< Ecclesiastes 12 >

1 Remember your Creator in the days of your youth, before the days of adversity come and the years approach of which you will say, “I find no pleasure in them,”
En gedenk aan de Schepper in de dagen uwer jongelingschap, eer dat de kwade dagen komen, en de jaren naderen, van dewelke gij zeggen zult: Ik heb geen lust in dezelve.
2 before the light of the sun, moon, and stars is darkened, and the clouds return after the rain,
Eer dan de zon, en het licht, en de maan, en de sterren verduisterd worden, en de wolken wederkomen na den regen.
3 on the day the keepers of the house tremble and the strong men stoop, when those grinding cease because they are few and those watching through windows see dimly,
In den dag, wanneer de wachters des huizes zullen beven, en de sterke mannen zichzelven zullen krommen, en de maalsters zullen stilstaan, omdat zij minder geworden zijn, en die door de vensteren zien, verduisterd zullen worden;
4 when the doors to the street are shut and the sound of the mill fades away, when one rises at the sound of a bird and all the daughters of song grow faint,
En de twee deuren naar de straat zullen gesloten worden, als er is een nederig geluid der maling, en hij opstaat op de stem van het vogeltje, en al de zangeressen nedergebogen zullen worden.
5 when men fear the heights and dangers of the road, when the almond tree blossoms, the grasshopper loses its spring, and the caper berry shrivels— for then man goes to his eternal home and mourners walk the streets.

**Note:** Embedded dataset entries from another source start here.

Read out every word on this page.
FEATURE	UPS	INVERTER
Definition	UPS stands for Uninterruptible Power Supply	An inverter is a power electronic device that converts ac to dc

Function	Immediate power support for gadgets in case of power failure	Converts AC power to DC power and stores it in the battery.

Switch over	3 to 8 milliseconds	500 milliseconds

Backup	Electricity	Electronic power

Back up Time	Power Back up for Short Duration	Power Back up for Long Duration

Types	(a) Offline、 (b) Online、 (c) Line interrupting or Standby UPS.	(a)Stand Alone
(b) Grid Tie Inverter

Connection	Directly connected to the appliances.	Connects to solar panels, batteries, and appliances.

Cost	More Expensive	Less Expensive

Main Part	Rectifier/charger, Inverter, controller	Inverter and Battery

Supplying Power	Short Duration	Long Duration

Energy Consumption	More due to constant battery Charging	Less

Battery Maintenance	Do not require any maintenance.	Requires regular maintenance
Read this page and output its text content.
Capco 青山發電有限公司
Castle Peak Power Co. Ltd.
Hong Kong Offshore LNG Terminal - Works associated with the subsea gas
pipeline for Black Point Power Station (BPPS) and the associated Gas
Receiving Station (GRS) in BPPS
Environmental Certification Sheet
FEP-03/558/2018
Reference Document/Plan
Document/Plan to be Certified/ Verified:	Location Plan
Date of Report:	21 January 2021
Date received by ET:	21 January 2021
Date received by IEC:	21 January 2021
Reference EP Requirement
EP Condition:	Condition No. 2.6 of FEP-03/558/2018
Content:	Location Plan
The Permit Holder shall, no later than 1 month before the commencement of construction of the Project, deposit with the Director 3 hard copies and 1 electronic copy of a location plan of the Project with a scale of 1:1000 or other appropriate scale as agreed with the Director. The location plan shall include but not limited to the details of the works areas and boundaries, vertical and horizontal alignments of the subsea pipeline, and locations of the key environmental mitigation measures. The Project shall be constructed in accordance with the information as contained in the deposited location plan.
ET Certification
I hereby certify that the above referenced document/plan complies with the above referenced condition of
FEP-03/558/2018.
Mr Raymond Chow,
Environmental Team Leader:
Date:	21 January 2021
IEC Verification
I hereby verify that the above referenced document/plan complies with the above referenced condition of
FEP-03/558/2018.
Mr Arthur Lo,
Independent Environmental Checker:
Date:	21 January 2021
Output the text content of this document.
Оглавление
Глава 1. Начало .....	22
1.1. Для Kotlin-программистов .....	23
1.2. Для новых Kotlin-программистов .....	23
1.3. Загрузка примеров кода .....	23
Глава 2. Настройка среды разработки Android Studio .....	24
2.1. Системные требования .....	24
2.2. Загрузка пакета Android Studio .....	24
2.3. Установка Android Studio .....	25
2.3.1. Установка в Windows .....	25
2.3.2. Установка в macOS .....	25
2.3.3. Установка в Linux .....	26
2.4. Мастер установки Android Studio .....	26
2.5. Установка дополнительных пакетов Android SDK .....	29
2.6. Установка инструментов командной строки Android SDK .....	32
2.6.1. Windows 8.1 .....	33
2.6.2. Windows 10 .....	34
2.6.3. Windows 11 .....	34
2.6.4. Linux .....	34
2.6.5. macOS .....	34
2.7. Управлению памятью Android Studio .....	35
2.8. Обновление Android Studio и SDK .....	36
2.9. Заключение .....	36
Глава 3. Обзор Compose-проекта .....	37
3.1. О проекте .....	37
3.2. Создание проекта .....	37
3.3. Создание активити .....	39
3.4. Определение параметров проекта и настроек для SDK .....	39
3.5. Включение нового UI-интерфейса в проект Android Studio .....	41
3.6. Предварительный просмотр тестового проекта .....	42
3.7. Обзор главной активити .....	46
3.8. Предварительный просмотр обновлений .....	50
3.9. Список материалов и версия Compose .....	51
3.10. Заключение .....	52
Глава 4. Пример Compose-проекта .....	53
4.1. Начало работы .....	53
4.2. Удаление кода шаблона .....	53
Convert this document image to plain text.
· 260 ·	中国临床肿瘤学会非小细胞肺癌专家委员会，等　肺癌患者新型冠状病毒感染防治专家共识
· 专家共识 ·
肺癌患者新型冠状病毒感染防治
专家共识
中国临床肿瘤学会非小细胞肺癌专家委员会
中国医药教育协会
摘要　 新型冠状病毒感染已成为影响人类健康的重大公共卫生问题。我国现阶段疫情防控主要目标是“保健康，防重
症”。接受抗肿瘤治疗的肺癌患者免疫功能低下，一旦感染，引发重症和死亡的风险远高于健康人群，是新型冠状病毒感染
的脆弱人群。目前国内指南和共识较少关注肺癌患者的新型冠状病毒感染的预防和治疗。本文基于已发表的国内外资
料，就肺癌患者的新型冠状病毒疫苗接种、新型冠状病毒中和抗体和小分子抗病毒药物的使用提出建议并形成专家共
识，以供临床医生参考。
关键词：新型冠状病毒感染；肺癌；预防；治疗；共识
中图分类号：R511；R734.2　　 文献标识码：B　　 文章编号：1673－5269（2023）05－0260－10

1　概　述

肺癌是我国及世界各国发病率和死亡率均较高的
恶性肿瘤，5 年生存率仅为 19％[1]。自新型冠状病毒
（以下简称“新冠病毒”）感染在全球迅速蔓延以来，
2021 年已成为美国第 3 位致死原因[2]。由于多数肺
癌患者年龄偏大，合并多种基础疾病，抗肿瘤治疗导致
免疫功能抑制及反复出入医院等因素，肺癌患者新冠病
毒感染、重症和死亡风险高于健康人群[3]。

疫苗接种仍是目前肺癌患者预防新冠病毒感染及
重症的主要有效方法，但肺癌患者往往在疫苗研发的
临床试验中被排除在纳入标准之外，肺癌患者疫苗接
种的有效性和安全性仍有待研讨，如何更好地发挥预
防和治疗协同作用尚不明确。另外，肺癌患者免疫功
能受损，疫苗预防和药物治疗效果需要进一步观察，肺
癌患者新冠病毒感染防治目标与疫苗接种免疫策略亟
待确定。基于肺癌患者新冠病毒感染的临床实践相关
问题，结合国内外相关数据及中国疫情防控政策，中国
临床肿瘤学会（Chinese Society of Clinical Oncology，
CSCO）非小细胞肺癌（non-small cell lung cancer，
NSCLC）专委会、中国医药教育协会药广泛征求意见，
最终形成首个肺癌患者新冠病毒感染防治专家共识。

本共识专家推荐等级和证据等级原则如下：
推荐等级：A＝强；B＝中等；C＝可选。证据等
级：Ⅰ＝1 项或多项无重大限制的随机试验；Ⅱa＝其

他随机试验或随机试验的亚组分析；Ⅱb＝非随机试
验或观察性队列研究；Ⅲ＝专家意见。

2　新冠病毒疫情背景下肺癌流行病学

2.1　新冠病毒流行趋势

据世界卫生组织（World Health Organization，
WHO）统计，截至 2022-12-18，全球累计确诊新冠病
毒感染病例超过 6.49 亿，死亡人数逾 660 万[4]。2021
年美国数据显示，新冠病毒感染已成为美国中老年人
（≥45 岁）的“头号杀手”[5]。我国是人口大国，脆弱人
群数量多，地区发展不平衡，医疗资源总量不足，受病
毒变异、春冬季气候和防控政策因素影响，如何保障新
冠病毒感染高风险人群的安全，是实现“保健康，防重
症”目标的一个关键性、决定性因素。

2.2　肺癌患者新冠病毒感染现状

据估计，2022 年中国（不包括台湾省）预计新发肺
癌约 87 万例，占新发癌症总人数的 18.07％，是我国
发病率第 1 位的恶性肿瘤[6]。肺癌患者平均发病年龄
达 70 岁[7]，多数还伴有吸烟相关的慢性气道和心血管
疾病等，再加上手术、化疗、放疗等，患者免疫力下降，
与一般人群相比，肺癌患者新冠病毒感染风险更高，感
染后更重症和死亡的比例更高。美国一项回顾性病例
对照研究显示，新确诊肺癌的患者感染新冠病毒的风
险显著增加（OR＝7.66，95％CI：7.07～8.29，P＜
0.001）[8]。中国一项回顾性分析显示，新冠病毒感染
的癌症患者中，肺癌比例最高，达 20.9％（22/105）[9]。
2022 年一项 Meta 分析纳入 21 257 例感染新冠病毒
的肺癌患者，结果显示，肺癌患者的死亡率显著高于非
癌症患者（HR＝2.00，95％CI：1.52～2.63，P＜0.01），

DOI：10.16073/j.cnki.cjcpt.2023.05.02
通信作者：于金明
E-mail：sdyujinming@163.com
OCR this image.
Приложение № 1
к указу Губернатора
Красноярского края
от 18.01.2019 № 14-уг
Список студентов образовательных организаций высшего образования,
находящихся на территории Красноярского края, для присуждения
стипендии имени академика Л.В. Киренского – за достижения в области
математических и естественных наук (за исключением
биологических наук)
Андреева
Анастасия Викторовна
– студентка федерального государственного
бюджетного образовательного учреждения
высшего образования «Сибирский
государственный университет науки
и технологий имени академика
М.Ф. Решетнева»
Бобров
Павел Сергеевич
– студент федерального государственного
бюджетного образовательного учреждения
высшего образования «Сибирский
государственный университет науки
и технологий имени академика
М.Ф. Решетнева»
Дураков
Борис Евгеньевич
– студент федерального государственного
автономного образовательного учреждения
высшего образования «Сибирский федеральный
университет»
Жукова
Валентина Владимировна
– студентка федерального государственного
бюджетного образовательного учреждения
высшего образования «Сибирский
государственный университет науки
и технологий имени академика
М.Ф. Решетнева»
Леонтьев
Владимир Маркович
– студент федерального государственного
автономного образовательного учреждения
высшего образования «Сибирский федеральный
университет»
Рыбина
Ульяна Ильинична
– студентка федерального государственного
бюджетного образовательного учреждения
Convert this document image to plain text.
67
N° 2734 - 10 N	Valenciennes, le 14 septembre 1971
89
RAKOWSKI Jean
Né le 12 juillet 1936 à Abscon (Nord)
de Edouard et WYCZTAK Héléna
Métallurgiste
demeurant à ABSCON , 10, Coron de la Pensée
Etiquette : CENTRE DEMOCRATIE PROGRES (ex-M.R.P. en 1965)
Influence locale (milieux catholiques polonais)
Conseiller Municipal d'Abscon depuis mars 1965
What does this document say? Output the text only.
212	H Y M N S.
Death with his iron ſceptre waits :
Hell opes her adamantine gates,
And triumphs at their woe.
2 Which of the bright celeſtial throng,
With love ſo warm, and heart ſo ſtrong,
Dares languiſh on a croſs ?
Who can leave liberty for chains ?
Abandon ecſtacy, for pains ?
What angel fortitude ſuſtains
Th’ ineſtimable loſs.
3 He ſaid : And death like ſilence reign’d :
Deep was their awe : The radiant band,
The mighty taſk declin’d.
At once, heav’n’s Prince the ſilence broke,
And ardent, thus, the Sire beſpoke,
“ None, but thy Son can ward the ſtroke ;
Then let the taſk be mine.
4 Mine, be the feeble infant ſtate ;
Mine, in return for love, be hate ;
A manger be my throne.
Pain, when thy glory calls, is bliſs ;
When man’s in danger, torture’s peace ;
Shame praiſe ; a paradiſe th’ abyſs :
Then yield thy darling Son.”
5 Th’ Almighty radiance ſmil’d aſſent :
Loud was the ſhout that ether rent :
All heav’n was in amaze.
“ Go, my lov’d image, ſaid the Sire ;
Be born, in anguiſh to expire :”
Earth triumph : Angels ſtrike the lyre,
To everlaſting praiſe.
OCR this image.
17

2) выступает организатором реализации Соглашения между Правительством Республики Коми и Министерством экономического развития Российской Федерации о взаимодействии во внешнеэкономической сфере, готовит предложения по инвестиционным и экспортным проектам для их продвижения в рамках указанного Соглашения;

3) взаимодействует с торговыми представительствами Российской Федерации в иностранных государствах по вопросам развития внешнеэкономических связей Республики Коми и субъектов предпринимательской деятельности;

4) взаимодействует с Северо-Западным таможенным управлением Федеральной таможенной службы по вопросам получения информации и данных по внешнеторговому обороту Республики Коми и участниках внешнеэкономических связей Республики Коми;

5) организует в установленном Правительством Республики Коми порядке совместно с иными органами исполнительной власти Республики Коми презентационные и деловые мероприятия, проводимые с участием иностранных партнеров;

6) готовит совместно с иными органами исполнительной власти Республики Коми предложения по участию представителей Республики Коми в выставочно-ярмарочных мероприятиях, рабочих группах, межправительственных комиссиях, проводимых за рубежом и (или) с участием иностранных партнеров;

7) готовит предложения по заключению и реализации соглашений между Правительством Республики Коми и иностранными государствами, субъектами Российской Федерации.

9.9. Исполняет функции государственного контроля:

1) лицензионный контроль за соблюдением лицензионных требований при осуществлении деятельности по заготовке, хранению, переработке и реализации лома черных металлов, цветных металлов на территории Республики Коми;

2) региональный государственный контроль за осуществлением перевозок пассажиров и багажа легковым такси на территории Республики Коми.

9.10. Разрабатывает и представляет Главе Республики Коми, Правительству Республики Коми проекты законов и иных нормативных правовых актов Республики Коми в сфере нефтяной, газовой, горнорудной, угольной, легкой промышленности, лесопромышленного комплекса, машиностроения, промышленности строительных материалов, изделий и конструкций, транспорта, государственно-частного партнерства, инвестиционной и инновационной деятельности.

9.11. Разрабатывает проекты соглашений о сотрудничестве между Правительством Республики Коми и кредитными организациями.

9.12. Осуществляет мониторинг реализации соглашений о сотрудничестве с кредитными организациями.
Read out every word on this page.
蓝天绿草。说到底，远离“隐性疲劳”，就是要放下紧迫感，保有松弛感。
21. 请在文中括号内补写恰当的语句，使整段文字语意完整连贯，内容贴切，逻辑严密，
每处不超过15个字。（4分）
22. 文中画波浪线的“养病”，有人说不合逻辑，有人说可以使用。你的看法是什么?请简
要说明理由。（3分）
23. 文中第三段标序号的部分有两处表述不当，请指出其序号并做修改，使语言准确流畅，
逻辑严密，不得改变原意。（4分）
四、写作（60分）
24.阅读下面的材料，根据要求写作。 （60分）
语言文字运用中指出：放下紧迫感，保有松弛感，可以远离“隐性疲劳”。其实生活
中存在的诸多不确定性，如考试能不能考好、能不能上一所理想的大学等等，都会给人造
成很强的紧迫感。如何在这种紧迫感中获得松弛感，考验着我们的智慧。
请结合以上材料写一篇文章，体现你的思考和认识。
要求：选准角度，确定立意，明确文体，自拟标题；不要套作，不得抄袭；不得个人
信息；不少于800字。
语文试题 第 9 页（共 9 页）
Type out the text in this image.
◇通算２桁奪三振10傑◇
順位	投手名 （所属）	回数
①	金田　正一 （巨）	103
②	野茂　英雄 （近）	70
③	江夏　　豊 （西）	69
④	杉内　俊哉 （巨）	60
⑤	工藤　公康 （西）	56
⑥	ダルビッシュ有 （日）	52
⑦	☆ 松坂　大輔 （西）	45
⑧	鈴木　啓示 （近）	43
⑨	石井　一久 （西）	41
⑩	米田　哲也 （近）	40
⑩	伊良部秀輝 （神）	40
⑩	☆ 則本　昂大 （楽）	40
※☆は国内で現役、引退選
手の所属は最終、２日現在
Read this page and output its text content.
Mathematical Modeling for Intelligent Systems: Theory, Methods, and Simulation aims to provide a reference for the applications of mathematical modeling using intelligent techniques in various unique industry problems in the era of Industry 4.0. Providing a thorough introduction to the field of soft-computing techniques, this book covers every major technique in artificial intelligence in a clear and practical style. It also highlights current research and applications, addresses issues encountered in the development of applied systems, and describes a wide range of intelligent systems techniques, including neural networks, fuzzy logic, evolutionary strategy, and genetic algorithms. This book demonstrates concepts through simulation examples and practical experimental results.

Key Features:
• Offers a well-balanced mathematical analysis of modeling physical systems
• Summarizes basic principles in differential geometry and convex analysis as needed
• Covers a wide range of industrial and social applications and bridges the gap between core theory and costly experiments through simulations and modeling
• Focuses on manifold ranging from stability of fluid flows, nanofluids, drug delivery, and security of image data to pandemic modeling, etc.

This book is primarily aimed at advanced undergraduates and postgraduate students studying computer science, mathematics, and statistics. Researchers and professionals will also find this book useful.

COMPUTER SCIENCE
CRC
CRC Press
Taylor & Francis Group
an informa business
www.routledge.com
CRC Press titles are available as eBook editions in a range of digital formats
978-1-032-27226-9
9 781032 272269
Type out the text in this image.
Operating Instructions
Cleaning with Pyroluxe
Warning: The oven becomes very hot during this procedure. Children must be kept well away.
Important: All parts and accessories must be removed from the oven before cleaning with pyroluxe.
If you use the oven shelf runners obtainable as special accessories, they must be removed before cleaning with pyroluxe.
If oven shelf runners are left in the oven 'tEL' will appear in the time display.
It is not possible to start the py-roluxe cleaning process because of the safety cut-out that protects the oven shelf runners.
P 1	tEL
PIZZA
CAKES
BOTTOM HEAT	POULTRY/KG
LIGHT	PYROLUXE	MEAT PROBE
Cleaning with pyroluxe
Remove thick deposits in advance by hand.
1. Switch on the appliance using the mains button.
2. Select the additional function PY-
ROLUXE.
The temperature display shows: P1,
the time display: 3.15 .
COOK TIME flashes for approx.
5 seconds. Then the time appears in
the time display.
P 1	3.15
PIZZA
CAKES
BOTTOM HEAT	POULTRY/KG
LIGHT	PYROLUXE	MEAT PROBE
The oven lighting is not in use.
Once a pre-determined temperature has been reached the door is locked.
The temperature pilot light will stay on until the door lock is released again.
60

Ook wanneer zij voor de hoogte zullen vrezen, en dat er verschrikkingen zullen zijn op den weg, en de amandelboom zal bloeien, en dat de sprinkhaan zichzelven een last zal wezen, en dat de lust zal vergaan; want de mens gaat naar zijn eeuwig huis, en de rouwklagers zullen in de straat omgaan.
6 Remember Him before the silver cord is snapped and the golden bowl is crushed, before the pitcher is shattered at the spring and the wheel is broken at the well,
Eer dat het zilveren koord ontketend wordt, en de gulden schaal in stukken gestoten wordt, en de kruik aan de springader gebroken wordt, en het rad aan den bornput in stukken gestoten wordt;
7 before the dust returns to the ground from which it came and the spirit returns to God who gave it.
En dat het stof wederom tot aarde keert, als het geweest is; en de geest weder tot God keert, Die hem gegeven heeft.
8 “Futility of futilities,” says the Teacher. “Everything is futile!”
Ijdelheid der ijdelheden, zegt de prediker; het is al ijdelheid!
9 Not only was the Teacher wise, but he also taught the people knowledge; he pondered, searched out, and arranged many proverbs.
En voorts, dewijl de prediker wijs geweest is, zo leerde hij het volk nog wetenschap, en merkte op, en onderzocht; hij stelde vele spreuken in orde.
10 The Teacher searched to find delightful sayings and to record accurate words of truth.
De prediker zocht aangename woorden uit te vinden, en het geschrevene is recht, woorden der waarheid.
11 The words of the wise are like goads, and the anthologies of the masters are like firmly embedded nails driven by a single Shepherd.
De woorden der wijzen zijn gelijk prikkelen, en gelijk nagelen, diep ingeslagen van de meesters der verzamelingen, die gegeven zijn van den enigen Herder.
12 And by these, my son, be further warned: There is no end to the making of many books, and much study wearies the body.
En wat boven dezelve is, mijn zoon! wees gewaarschuwd; van vele boeken te maken is geen einde, en veel lezens is vermoeiing des vleses.
13 When all has been heard, the conclusion of the matter is this: Fear God and keep His commandments, because this is the whole duty of man.
Van alles, wat gehoord is, is het einde van de zaak: Vrees God, en houd Zijn geboden, want dit betaamt allen mensen.
14 For God will bring every deed into judgment, along with every hidden thing, whether good or evil.
Want God zal ieder werk in het gericht brengen, met al wat verborgen is, hetzij goed, of hetzij kwaad.